Young organizations naturally integrate these new techniques into the ethos of the business. They engage with customers, understand niche audiences and let marketing shape the product. But old school companies tend to spend lots of money on the flashy new media without changing the underlying organization or their "interruption" style of one way communication with the customer. Thus the yucky meatball sundae.
You say companies don't fail because new marketing doesn't work but because they don't change their underlying organization. Can you explain?
One after the other, we're seeing big organizations that have reputations for being great at marketing fail when they try to work in new media. The question is why? The problem is their organization is the wrong organization for the tactics. Like all industrial revolutions, this industrial revolution is changing not just the fancy stuff on top—the sundae, whipped cream, and marshmallows—but it's changing the stuff down below. An organization that isn't organized around the principles can't possibly leverage them.
Can you give me an example?
Here's an easy one—Bud TV. They've spent more than $40 million on it so far, yet if we look at their traffic numbers they do worse than a site on sheet rubber sales. What happened? Budweiser had a top down, we-speak-to-the-public mindset when it comes to commercials. They buy Super Bowl commercials for $2 million or $3 million each because they can. Bud TV was all about "let's send messages straight to consumers." Hold that up next to YouTube, which was built from the ground up around individuals sharing with each other, and Bud TV lost. Wouldn't it have been better if they had just embraced YouTube and used it for what it was good at, rather than trying to build their own channel and invent their own form of new media?
So how do you turn an old organization into the right kind of organization without giving up the structure and culture that made you successful in the first place?
I'm not certain you can. You're going to have to become a different kind of company if you want this medium to work.
Can you give an example of a company that's doing it right?

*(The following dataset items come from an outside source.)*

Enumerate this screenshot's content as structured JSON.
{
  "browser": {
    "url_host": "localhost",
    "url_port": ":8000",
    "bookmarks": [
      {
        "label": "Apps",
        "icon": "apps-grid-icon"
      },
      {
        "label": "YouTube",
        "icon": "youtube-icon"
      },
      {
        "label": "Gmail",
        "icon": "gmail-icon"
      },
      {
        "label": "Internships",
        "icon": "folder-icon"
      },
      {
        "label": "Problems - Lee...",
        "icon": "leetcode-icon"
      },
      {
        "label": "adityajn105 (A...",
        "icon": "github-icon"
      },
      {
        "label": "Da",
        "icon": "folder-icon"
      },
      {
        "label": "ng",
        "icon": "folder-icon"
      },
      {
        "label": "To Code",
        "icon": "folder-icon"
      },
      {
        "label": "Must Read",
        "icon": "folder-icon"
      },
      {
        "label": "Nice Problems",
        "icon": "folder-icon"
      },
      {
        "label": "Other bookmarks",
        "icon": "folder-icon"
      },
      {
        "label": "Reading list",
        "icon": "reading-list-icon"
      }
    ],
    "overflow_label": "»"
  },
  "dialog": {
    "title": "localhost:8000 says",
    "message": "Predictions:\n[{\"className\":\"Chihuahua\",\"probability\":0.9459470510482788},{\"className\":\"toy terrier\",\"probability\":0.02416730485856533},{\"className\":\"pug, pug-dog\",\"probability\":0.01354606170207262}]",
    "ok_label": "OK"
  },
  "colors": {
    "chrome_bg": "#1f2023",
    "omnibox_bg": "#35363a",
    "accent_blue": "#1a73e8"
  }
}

Take a look at Jones Soda, which is now worth hundreds of million of dollars and competes with Coca Cola. The whole company from top to bottom is built around allowing people to participate and have sense of humor about the product. They have flavors like mashed potatoes and gravy. They put pictures of their big fans on the labels. People own the Jones brand the way they have never owned Frutopia or Powerade. Compare that to Coke, which basically wants to stay in the Coke business by putting clever colors on new brands. Yeah, it works because they're Coke and they spend a lot of money on it. But it would work a lot better if they realized they could approach the market the way Jones does.